What you want is equation solving algorithm(s). But i bet that this is huge topic. In general case, there may be:

• system of equations
• equations may be non-linear, thus additional algorithms such as equation factorization needed.
• knowledge how to reverse functions is needed,- for example => sin(x) + 10 = z, solving for x we reverse sin(), which is arcsin(). (Not all functions may be reversible !)
• finally some equations may be hard-solvable even for CAS, such as sin(x)+x=y, solve for x.

Hard answer is - your best bet is to take source code of some CAS,- for example you can take a look at MAXIMA CAS source code which is written in LISP. And find code which is responsible for equation solving.

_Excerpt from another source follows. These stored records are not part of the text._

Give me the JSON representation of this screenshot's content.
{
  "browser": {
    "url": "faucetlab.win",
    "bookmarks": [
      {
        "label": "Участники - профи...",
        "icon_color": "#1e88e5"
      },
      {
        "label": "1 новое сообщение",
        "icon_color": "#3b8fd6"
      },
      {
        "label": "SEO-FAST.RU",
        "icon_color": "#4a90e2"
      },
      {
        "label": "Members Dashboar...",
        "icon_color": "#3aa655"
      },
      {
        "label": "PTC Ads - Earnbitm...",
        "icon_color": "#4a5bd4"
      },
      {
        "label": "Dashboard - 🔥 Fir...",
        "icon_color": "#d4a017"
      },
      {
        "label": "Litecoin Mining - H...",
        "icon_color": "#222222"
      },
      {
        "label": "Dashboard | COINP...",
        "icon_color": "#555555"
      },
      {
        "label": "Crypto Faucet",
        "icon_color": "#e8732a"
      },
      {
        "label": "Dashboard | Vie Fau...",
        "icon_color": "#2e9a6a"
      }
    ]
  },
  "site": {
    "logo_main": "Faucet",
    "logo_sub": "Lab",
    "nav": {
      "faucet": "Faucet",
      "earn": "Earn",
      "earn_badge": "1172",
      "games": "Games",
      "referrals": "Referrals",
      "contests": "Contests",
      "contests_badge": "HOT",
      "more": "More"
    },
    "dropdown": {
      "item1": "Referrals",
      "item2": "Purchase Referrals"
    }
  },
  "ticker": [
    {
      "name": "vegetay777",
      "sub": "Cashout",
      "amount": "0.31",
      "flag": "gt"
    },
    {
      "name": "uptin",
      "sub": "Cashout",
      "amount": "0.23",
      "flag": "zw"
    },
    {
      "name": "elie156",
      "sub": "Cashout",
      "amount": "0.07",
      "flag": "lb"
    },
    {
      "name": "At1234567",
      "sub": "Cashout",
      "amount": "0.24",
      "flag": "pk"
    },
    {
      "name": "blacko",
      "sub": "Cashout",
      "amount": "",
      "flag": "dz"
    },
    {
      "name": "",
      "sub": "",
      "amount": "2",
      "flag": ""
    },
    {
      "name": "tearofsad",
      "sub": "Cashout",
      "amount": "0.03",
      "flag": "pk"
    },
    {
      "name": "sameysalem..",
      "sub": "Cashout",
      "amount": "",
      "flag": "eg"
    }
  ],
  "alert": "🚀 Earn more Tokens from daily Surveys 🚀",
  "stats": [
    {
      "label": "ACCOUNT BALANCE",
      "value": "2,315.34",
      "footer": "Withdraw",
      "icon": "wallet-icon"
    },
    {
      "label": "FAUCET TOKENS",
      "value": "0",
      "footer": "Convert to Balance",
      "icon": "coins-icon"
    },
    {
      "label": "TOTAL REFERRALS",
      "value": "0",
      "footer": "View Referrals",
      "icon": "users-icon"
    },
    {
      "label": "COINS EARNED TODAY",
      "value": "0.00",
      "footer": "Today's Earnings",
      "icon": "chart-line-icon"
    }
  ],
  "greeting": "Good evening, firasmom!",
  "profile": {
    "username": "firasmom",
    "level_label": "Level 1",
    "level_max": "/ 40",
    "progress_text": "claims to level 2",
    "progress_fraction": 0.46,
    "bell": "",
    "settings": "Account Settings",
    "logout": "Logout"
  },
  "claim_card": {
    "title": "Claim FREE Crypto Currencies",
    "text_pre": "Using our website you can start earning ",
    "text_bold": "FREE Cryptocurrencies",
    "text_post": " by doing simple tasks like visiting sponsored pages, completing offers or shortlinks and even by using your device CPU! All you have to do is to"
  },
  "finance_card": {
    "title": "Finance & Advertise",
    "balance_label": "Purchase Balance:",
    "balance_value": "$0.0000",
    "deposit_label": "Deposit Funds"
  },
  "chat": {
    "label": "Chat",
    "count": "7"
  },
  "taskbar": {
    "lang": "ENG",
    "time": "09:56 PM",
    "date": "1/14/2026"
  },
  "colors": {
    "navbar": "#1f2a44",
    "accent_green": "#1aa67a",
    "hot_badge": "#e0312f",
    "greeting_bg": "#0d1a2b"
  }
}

Easy answer - if all that you need is solving equation which is linear and is composed only from basic operators +-*/. Then you know answer already - use old good paper method - think of what rules we used on paper, and just re-write these rules as symbolic algorithm which manipulates equation string.

good luck !

Answer 2

It seems like what you're interested in doing is maintaining a system of linear equations and then, at any time, being able to solve for one variable in terms of all the others. If you encode the relationships as a matrix, it seems like you could then reduce the matrix to some nice form (for example, reduced row echelon form) to get the "simplest" dependencies amongst the variables (for some nice definition of "simplest.") Once you have the data like this, you should be able to read off all the dependencies by just looking at some row that has a nonzero entry for the variable in question, then normalizing it so that the variable has coefficient one.

A note - in general, you won't always get a unique solution for each variable. For example, given the trivial equations

x = y
x = z

Then solving for z could yield either "z = x" or "z = y," depending on how much simplification you want. Or alternatively, in a setup like

x = 2y + 3w
x = 9z

Returning a value for x could hand back either expression, or their sum over two, or a whole bunch of other things that are all technically true but not necessarily useful. I'm not sure how you'd handle this, but depending on the form of your equations you can probably find a way to handle it.

Answer 3

Convert your expression into a data structure (tree) in reverse Polish notation. Your tree is made up of nodes, each node has an operation, a left and a right. Each of the left and right can be a symbol (eg: "x") or another node. For example:

(x + (a + b))

Would become:

(+ x (+ a b))

Or in JSON:

["+", "x", ["+", "a", "b"]]

Your original expression m = (x + y) / 2 would look like this:

m = ["/", ["+", "x", "y"], "2"]

One of your desired expressions (solving for x) looks like this:

x = ["-", ["*", "m", "2"], "y"]

Can you see that the tree of expressions has been turned inside out and each operator has been reversed? The "-" is the reverse of the "+" and now wraps the "*" which is a reverse of the "/". The:

["+", "x", "y"]

Becomes:

["-", (something), "y"]

Where (something) is a reversal of the outer expression recursively. To try to explain the process: a) recursively descend the expression tree until you find the node containing the symbol you want to solve for, b) make a new node containing a reverse of this nodes operation, c) replace the symbol you want to solve for with the reversed outer expression, recursively doing this as you progress back outwards.